Nutzung eines Erweiterungsanbaus / Pflicht zur Mietzahlung
Der Vermieter darf Miete für tatsächlich genutzten Anbau verlangen.
BGH, Urteil vom 02. Juli 2014 – VIII ZR 298/13
Der Vermieter darf Miete für tatsächlich genutzten Anbau verlangen.
Die Mieterin bewohnte seit 1979 eine 56 Quadratmeter große Wohnung des Vermieters in Köln. Im Oktober 2010 kündigte der Vermieter schriftlich an, den im Zweiten Weltkrieg zerstörten Anbau wieder zu erstellen und im Anschluss an die Arbeiten die Nettokaltmiete zu erhöhen. Im März 2011 vereinbarten die Parteien unter anderem, dass die Mieterin der Errichtung des Anbaus zustimme. Damit sollte jedoch ihr Einwand, zur Duldung der Maßnahme nicht verpflichtet gewesen zu sein, nicht ausgeschlossen werden. Durch die Fertigstellung der Arbeiten Anfang Dezember 2011 wurde die Wohnung der Mieterin um ein Zimmer nebst Loggia (zusammen 29,25 Quadratmeter) vergrößert. Mit Schrei¬ben vom Dezember 2011 begehrte der Vermieter für den neu errichteten Teil der Wohnung ab dem 1. März 2012 monatlich 307,13 Euro. Obwohl die Mieterin die Mieterhöhung nicht leistete, nutzte sie in der Folgezeit den Anbau. Mit seiner Klage begehrte der Vermieter die Zahlung der für den Anbau zusätzlich verlangten Miete für den Zeitraum von März 2012 bis Februar 2013. Das Amtsgericht und das Landgericht Köln haben die Klage abgewiesen. Die vom Vermieter eingelegte Revision hatte Erfolg. Der Bundesgerichtshof hat entschieden, dass mit der Nutzung des Anbaus die Mieterin das Angebot des Vermieters auf Gebrauchsüberlassung der erweiterten Wohnfläche gegen Zahlung einer um monatlich 307,13 Euro erhöhten Nettokaltmiete konkludent angenommen hat. Eine der Mieterin – wie hier – zurechenbare objektive Bedeutung ihres Verhaltens hat aus der Sicht des Vermieters Vorrang vor einem etwa entgegenstehenden Willen der Mieterin. Dem steht auch nicht entgegen, dass die Mieterin sich vor Beginn der Maßnahmen den Einwand vorbehalten hat, zu deren Duldung nicht verpflichtet zu sein. Dahingehende Einwände hat die Mieterin nicht geltend gemacht, sondern im Gegenteil durch ihr tatsächliches Nutzungsverhalten zu verstehen gegeben, dass sie die Vergrößerung der Wohnfläche billigt. Etwaige Anhaltspunkte dafür, dass sie nach dem Zustand der Wohnung nicht umhin konnte, die zusätzliche Wohnfläche zu nutzen, sind nicht ersichtlich.

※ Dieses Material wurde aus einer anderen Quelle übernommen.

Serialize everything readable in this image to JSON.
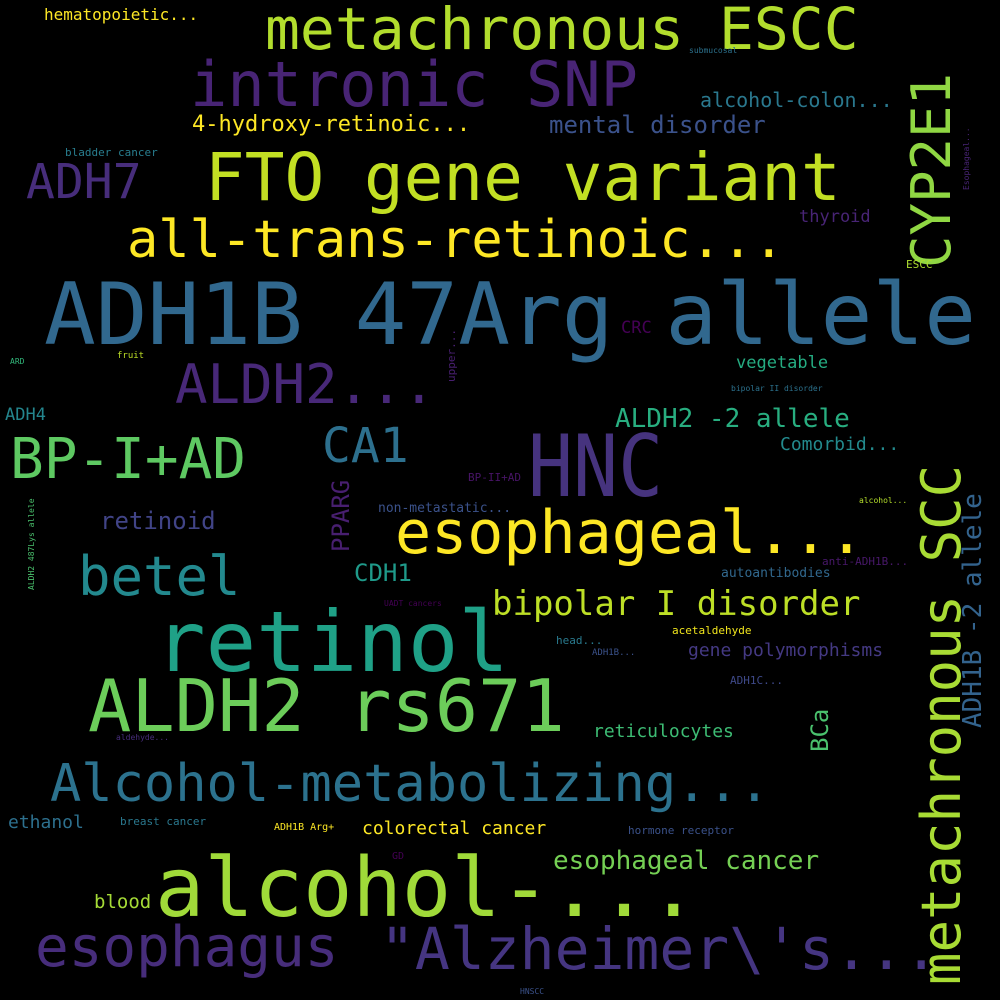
{
  "words": [
    {
      "text": "ADH1B 47Arg allele",
      "color": "#31688e"
    },
    {
      "text": "HNC",
      "color": "#46337e"
    },
    {
      "text": "retinol",
      "color": "#1fa187"
    },
    {
      "text": "alcohol-...",
      "color": "#a0da39"
    },
    {
      "text": "ALDH2 rs671",
      "color": "#6ccd5a"
    },
    {
      "text": "FTO gene variant",
      "color": "#c2df23"
    },
    {
      "text": "metachronous ESCC",
      "color": "#b2dd2d"
    },
    {
      "text": "intronic SNP",
      "color": "#482475"
    },
    {
      "text": "all-trans-retinoic...",
      "color": "#fde725"
    },
    {
      "text": "Alcohol-metabolizing...",
      "color": "#2c728e"
    },
    {
      "text": "esophageal...",
      "color": "#fde725"
    },
    {
      "text": "metachronous SCC",
      "color": "#a8db34"
    },
    {
      "text": "esophagus",
      "color": "#472d7b"
    },
    {
      "text": "\"Alzheimer\\'s...",
      "color": "#453581"
    },
    {
      "text": "BP-I+AD",
      "color": "#5ec962"
    },
    {
      "text": "ALDH2...",
      "color": "#482878"
    },
    {
      "text": "betel",
      "color": "#23898e"
    },
    {
      "text": "CYP2E1",
      "color": "#90d743"
    },
    {
      "text": "ADH7",
      "color": "#472d7b"
    },
    {
      "text": "CA1",
      "color": "#2d708e"
    },
    {
      "text": "bipolar I disorder",
      "color": "#bddf26"
    },
    {
      "text": "ADH1B -2 allele",
      "color": "#33638d"
    },
    {
      "text": "4-hydroxy-retinoic...",
      "color": "#fde725"
    },
    {
      "text": "mental disorder",
      "color": "#3b528b"
    },
    {
      "text": "alcohol-colon...",
      "color": "#2a788e"
    },
    {
      "text": "ALDH2 -2 allele",
      "color": "#28ae80"
    },
    {
      "text": "esophageal cancer",
      "color": "#75d054"
    },
    {
      "text": "retinoid",
      "color": "#414487"
    },
    {
      "text": "PPARG",
      "color": "#481f70"
    },
    {
      "text": "CDH1",
      "color": "#1f9a8a"
    },
    {
      "text": "gene polymorphisms",
      "color": "#443983"
    },
    {
      "text": "reticulocytes",
      "color": "#3dbc74"
    },
    {
      "text": "colorectal cancer",
      "color": "#fde725"
    },
    {
      "text": "vegetable",
      "color": "#25ac82"
    },
    {
      "text": "Comorbid...",
      "color": "#238a8d"
    },
    {
      "text": "BCa",
      "color": "#4ac16d"
    },
    {
      "text": "ethanol",
      "color": "#2d708e"
    },
    {
      "text": "blood",
      "color": "#a5db36"
    },
    {
      "text": "thyroid",
      "color": "#482475"
    },
    {
      "text": "CRC",
      "color": "#440154"
    },
    {
      "text": "ADH4",
      "color": "#24868e"
    },
    {
      "text": "hematopoietic...",
      "color": "#fde725"
    },
    {
      "text": "bladder cancer",
      "color": "#287d8e"
    },
    {
      "text": "non-metastatic...",
      "color": "#3b528b"
    },
    {
      "text": "autoantibodies",
      "color": "#31688e"
    },
    {
      "text": "anti-ADH1B...",
      "color": "#48186a"
    },
    {
      "text": "ESCC",
      "color": "#addc30"
    },
    {
      "text": "breast cancer",
      "color": "#2a788e"
    },
    {
      "text": "hormone receptor",
      "color": "#3b528b"
    },
    {
      "text": "ADH1C...",
      "color": "#3e4989"
    },
    {
      "text": "acetaldehyde",
      "color": "#f1e51d"
    },
    {
      "text": "head...",
      "color": "#297a8e"
    },
    {
      "text": "ADH1B...",
      "color": "#3b528b"
    },
    {
      "text": "ADH1B Arg+",
      "color": "#fde725"
    },
    {
      "text": "GD",
      "color": "#440154"
    },
    {
      "text": "HNSCC",
      "color": "#3b528b"
    },
    {
      "text": "upper...",
      "color": "#481f70"
    },
    {
      "text": "BP-II+AD",
      "color": "#481467"
    },
    {
      "text": "submucosal",
      "color": "#2c728e"
    },
    {
      "text": "Esophageal...",
      "color": "#482475"
    },
    {
      "text": "fruit",
      "color": "#bddf26"
    },
    {
      "text": "ARD",
      "color": "#32b67a"
    },
    {
      "text": "bipolar II disorder",
      "color": "#2c728e"
    },
    {
      "text": "alcohol...",
      "color": "#b5de2b"
    },
    {
      "text": "UADT cancers",
      "color": "#440154"
    },
    {
      "text": "aldehyde...",
      "color": "#472d7b"
    },
    {
      "text": "ALDH2 487Lys allele",
      "color": "#4ac16d"
    }
  ]
}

Kommentar: Die Entscheidung des Bundesgerichtshofs ist problematisch. Es ist mehr als fraglich, ob die fehlende ausdrückliche Einigung der Parteien des Mietvertrags über die Vergrößerung der Mietfläche aus dem Verhalten der Mieterin konkludent angenommen werden kann. Das Gericht verkennt, dass es auch im Interesse des Vermieters liegen kann, wenn der Mieter dem Vermieter die Möglichkeit eröffnet, die Wohnung zu vergrößern, ohne dass der Mieter dafür eine höhere Miete zahlen muss. Spätestens nach einem Mieterwechsel besteht für den Vermieter die Möglichkeit, eine neue Miete unter Berücksichtigung der gesamten Wohnfläche zu verlangen. Der Bundesgerichtshof hätte der Zahlungsklage stattgeben können, ohne umständlich einen konkludenten Vertragsschluss zwischen den Parteien des Mietvertrags konstruieren zu müssen. Sachgerechter wäre es, dem Vermieter für die fragliche Zeit eine Nutzungsentschädigung in Höhe der verlangten Miete zuzubilligen. Damit wäre den Parteien des Mietvertrags der Weg eröffnet, eine konkrete vertragliche Regelung über die zusätzlichen Räume herbeizuführen.